Warning: do not mix and match object-oriented and
procedural interface calls when reading child nodes! Child node pointers
are stored in an incompatible format.
The experimental procedural interface was added in version 0.06.
The advantage of this interface is that there is much less overhead than the
object-oriented interface (16 bytes instead of 45 bytes). A disadvantage is
that the node cannot be simply subclassed to change the
"p_key_cmp" function.
To use the procedural interface, you must import the procedure
names:
use Tree::Node ':p_node';
Aside from working with pointers rather than blessed objects, the
procedures listed below are analagous to their object-oriented
counterparts.
However, you must manually call "p_destroy" when you are
done with the node, since Perl will not automatically destroy it when
done.
- p_new
-
$ptr = p_new( $child_count );
- p_child_count
-
$child_count = p_child_count( $ptr );
- p_set_child
-
p_set_child( $mother_ptr, $index, $daughter_ptr );
- p_get_child
-
$daughter_ptr = p_get_child( $mother_ptr, $index );
- p_get_child_or_null
-
$daughter_ptr = p_get_child_or_null( $mother_ptr, $index );
- p_set_key
-
p_set_key( $ptr, $key );
See "to_p_node" for caveats about mixing
interfaces.
- p_force_set_key
-
p_force_set_key( $ptr, $key );
See "to_p_node" for caveats about mixing
interfaces.
- p_get_key
-
$key = p_get_key( $ptr );
See "to_p_node" for caveats about mixing
interfaces.
- p_key_cmp
-
if (p_key_cmp( $ptr, $key ) < 0) { ... }
See "key_cmp" for caveats about mixing
interfaces.
- p_set_value
-
p_set_value( $ptr, $value );
- p_get_value
-
$value = p_get_value( $ptr );
- p_allocated
-
$size = p_allocated($ptr);
- p_destroy
-
p_destroy($ptr);
This unallocates the memory. Perl will not call this
automatically, so you must remember to manually destroy each
pointer!
This module implements a Perl wrapper around a C struct, which for
the object-oriented inferface involves a blessed reference to a pointer to
the struct. This overhead of about 45 bytes may make up for any memory
savings that the C-based struct provided!

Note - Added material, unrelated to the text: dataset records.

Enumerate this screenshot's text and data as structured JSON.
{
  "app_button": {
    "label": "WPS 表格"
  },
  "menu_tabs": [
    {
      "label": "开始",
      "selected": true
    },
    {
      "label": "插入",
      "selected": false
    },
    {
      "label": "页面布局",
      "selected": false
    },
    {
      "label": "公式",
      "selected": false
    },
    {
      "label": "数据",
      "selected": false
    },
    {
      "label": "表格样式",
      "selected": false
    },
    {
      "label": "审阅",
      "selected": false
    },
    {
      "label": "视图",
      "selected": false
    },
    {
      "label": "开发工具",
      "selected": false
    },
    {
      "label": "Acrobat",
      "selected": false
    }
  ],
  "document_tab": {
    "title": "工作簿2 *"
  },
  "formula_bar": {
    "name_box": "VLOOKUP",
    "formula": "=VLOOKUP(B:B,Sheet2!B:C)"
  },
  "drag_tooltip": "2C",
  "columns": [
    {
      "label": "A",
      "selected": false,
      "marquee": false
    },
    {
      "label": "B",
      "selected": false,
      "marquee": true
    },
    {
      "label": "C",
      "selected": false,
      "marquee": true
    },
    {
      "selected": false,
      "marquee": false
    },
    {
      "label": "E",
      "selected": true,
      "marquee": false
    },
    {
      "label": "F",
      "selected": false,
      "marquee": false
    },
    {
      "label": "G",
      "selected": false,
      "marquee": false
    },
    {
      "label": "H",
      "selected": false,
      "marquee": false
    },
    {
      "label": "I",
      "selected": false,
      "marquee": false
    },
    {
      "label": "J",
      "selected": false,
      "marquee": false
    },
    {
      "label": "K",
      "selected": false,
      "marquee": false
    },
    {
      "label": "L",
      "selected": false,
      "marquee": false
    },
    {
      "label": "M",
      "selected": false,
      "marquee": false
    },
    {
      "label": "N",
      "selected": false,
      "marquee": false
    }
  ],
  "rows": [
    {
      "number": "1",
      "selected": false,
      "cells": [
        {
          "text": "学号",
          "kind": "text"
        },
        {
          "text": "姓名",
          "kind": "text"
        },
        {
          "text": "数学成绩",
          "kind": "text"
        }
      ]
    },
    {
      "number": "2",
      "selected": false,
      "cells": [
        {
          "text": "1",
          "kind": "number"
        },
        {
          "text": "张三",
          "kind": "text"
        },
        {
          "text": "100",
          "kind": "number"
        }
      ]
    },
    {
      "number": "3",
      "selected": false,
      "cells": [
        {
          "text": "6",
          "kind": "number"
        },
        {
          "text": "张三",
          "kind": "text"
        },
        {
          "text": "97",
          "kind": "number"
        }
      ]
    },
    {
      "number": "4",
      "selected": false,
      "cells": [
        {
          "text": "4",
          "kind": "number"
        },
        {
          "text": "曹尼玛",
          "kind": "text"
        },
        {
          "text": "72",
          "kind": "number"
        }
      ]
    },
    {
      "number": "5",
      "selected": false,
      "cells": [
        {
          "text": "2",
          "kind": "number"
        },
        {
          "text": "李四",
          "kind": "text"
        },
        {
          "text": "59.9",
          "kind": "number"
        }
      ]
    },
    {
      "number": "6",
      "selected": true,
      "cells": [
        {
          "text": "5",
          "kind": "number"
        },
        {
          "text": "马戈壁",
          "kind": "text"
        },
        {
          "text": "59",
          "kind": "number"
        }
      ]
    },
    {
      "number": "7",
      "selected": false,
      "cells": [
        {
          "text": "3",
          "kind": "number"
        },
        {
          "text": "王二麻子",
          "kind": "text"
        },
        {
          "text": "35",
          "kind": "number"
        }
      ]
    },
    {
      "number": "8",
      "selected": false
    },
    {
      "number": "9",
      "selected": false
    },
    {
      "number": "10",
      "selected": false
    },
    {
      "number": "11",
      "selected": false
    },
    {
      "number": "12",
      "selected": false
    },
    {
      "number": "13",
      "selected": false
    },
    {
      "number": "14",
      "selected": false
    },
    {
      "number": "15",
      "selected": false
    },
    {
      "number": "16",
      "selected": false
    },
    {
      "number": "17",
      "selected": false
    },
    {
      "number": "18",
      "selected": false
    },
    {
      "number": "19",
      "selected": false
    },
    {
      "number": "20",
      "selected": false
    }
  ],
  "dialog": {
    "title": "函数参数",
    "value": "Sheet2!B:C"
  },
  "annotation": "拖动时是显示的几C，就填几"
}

So if you what you are doing is implementing a simple key/value
lookup, then you may be better off sticking with hashes. If what you are
doing requires a special structure that cannot be satisfied with hashes
(even sorted hashes), or requires a very large number of nodes, then this
module may be useful to you.
Another alternative is to use the "Procedural
Interface".
Packages such as Clone and Storable cannot properly handle
Tree::Node objects.
Devel::Size may not properly determine the size of a node. Use the
"_allocated" method to determine how much space is allocated for
the node in C. This does not include the overhead for Perl to maintain a
reference to the C struct.
Tree::DAG_Node is written in pure Perl, but it offers a more
flexible interface.
Robert Rothenberg <rrwo at cpan.org>
Feedback is always welcome. Please use the CPAN Request Tracker at
<http://rt.cpan.org> to submit bug reports.
Copyright (c) 2005,2007 Robert Rothenberg. All rights reserved.
This program is free software; you can redistribute it and/or modify it
under the same terms as Perl itself.